No noticeable change in the crowd.

Yet... something wasn't right.

Now this wasn't the first time that he had had feelings like this. But this was the first time that the feeling wasn't accompanied by anything at all. Sometimes there would be a chorus of barking dogs, followed by the inevitable chorus of "SHUT UP" by their owners; sometimes babies would start crying in series, or all of the watchers would start to look around a bit more nervously; and usually the source was revealed within a few minutes.

But not now. Suddenly! Not a god damned thing.

The boy decided it was time to continue his stroll. He jumped off the wall and landed in a perfect crouch, slowly moving his head and eyes to look forward like some sort of action movie; it was a bit over dramatic, to be sure. But it made him feel really cool and even overly cynical teenagers are still teenagers.

The stores were starting to give him the heebie-jeebies and he'd been doing nothing but lounging all day anyways so Danny decided to book it through the crowd.

Literally. It wasn't as though states of matter were any hindrance to him anymore.

Danny ran, halfheartedly trying to see if he could dodge people at the slightly higher than are natural speeds he was achieving; and at least here, if he messed up, his victims felt nothing more than a cold chill on a fall evening.

His old worn out converse took him through the town, past the park, past Sam's mansion, past Tucker's humble house. The cold air had no effect on him anymore, and the foot traffic had died out completely, so Danny shifted back into the visible and solid spectrums to let the breeze lightly whip at his face, hair and clothes. His eyes glowed green from the raw power that he let course through his veins, and anyone who saw him wouldn't have recognized the quiet kid from school in his natural habitat: absolute freedom.

Each foot in front of the other sent a rush of ecstasy rushing through his system, reminding him what it felt like to be alive while the ever present inner death reminded him of the forever stillness that came intermittently. Danny upped the ante, running faster and into more desolate parts of the town as the moon started to rise and most of the population was either at home or in one of the few weekend hotspots in the center of the city. It was possible that he was trying to run from the earlier disturbance, which still sat fresh at the back of his mind. Maybe he was running to something. He didn't know. But running felt good and so he went.

The adjacent city Elmerton wasn't too far, and the was no earthly nightlife that could have been dangerous to the phantom. Nowadays Amity Park had cultivated quite a few amateur ghost hunters besides the Destructive Duo that were the elder Fentons and the slightly-more-(accidentally)-destructive single that was the younger, so Danny decided to slightly loosen the tightly knotted ropes that held his other half in check. Not the ghost half, but his real half. The side he never showed anyone because that was not what they needed him to be.

The Phantom ran down the side of the highway in his almost human body. Sometimes he existed and sometimes he didn't as the hum of his power naturally ebbed and flowed.

But like any living person, he tired out. The ecstasy dissipated and the converse came to a gradual stop as they wandered into the area's industrial sector. His green eyes let him see the empty streets clearly in the darkness that pervaded fabric of the warehouses and chain link, barbed wire fences. Still forward Danny went, passing the boatyard that took goods down the Mississippi, until he came to a public recreational area that led straight to the water's edge.

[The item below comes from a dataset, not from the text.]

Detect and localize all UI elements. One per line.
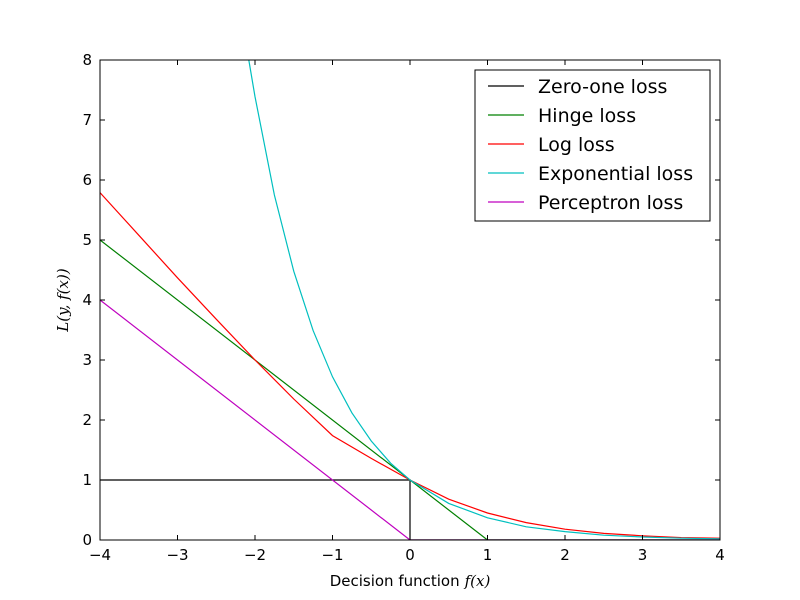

Again, silence reigned supreme. Only the rushing water broke the quiet of the night. Danny's soft footsteps crushed across the dirt bank and he mentally returned to a relatively "normal" state of being. The moon shone bright over the river, allowing the boy to release the ectoplasm from his irises. Part of him wanted to go ghost and float across the river as he had in the past, dragging his fingers through the very top of the slow moving current... but this time, he felt slightly put off by the idea. So he sat and watched the stars, finding the constellations he knew by heart, until the moon had begun its descent and the boy decided it was time to head home.